— Почитать тебе стихи? — спросил Андрей, присаживаясь к нему на постель.
Олег открыл и другой глаз, помолчал, не двигаясь, снова закрыл глаза и произнес:
— Читай!
Андрей вытянул книгу из кармана, открыл посредине наугад и начал читать:
— Ты прости мне слова, что еще не сказал, поцелуй торопливый, полночный вокзал… Все обиды отбрось, все грехи отпусти, за все сразу, что было и будет, — прости!..
Колунков неожиданно для Андрея быстро приподнялся на кровати, мгновенно выхватил у него книгу и вцепился в рукав.
— Где взял? — спросил он быстро и хрипло.
— Там, — указал Павлушин на простыни. — Прислали!
— A-а! — отпустил его Колунков и снова прилег на подушку: — Ступай!
Андрей не понял, что от него хочет Олег, и смотрел на него, оставаясь сидеть на кровати.
— Ступай, говорю! — уже сердито произнес Колунков и добавил строго и требовательно: — И молчи!
— Почему ты скрываешь? — спросил Павлушин, продолжая сидеть.

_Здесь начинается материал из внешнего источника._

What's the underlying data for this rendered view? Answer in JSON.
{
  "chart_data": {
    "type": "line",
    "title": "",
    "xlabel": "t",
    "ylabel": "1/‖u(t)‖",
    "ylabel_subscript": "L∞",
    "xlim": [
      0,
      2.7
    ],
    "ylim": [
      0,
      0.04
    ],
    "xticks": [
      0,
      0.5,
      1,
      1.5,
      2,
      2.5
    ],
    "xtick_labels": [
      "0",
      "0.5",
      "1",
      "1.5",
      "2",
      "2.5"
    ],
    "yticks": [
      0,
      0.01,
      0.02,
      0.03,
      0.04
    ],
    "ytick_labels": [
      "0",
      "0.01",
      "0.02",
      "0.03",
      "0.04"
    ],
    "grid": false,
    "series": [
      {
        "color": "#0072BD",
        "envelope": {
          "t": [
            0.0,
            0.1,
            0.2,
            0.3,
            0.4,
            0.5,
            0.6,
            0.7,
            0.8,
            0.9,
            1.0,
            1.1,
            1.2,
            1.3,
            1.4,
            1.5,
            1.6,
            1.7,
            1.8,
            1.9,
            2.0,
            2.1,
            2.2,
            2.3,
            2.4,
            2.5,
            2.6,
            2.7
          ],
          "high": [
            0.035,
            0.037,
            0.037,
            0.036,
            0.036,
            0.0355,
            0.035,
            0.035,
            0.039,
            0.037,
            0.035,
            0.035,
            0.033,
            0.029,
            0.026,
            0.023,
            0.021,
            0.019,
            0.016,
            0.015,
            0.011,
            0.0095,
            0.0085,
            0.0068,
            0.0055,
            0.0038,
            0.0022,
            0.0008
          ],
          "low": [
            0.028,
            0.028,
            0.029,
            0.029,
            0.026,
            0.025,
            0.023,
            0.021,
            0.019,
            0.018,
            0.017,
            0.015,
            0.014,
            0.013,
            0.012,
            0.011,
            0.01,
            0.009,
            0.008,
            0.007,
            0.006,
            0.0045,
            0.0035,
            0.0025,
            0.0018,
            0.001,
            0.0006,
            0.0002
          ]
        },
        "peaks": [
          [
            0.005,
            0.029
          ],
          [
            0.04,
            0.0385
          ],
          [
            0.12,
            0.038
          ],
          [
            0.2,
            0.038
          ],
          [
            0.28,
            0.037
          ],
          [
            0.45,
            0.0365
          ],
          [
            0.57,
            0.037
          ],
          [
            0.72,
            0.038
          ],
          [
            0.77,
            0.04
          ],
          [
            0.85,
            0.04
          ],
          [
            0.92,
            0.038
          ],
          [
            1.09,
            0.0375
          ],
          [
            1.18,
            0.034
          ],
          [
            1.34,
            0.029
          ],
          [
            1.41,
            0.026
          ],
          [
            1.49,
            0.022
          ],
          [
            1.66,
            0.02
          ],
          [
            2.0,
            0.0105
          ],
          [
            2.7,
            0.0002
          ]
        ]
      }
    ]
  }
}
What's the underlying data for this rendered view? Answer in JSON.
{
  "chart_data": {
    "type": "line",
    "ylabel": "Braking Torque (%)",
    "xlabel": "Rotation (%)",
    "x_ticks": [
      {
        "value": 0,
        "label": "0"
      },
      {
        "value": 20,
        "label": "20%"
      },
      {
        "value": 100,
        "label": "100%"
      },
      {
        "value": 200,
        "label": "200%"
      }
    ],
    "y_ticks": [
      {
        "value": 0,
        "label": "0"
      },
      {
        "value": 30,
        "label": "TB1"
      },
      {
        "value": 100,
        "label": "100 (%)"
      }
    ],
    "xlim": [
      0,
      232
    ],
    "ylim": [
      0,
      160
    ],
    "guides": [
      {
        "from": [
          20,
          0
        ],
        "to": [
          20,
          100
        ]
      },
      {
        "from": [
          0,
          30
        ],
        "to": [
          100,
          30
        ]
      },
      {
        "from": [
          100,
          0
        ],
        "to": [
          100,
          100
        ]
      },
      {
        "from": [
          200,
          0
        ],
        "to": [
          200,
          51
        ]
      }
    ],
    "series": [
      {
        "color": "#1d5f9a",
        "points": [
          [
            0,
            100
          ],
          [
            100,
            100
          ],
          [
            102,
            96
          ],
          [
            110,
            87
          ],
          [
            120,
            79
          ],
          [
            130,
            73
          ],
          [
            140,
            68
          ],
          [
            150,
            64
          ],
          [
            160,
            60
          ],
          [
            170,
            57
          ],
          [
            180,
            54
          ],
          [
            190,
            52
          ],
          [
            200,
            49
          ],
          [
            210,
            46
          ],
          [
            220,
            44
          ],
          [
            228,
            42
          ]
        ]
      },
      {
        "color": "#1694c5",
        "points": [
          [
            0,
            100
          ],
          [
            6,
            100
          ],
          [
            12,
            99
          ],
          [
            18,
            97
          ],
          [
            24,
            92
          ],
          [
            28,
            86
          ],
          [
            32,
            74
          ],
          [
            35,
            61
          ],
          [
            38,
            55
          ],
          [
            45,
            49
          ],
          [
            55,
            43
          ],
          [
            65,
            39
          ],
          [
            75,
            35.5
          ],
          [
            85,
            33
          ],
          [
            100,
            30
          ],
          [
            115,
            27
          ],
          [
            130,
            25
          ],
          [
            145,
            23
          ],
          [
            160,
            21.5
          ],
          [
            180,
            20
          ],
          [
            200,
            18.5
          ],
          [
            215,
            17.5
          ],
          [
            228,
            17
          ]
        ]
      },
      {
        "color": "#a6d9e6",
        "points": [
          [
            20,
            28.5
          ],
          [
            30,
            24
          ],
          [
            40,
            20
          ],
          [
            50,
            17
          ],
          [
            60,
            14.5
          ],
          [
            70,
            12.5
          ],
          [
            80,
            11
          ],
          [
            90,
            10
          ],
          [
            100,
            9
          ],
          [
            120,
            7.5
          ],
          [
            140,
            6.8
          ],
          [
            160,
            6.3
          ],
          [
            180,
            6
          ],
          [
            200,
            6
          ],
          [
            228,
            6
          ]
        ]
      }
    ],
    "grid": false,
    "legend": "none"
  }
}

Олег, казалось, не слышал вопроса. Он посмотрел на открытую Андреем страницу и тихо дочитал стихотворение:
Все, что хочешь, прости, только лучше всего
не прощай никогда, не прощай ничего…
Не прощай меня, слышишь!
И помни одно —
Я приду непрощенным, приду все равно…
Колунков замолчал, потом повторил, усмехаясь над собой:
— Приду все равно!.. Скрываю, говоришь? — словно вспомнил он об Андрее. — Я уже пять лет не пишу… За пять лет — ни строчки… С самых тех пор, как предал Василису… Пять лет! Вспомню, представлю, и кажется — не со мной это было… Книжку я тебе не отдам! Ступай!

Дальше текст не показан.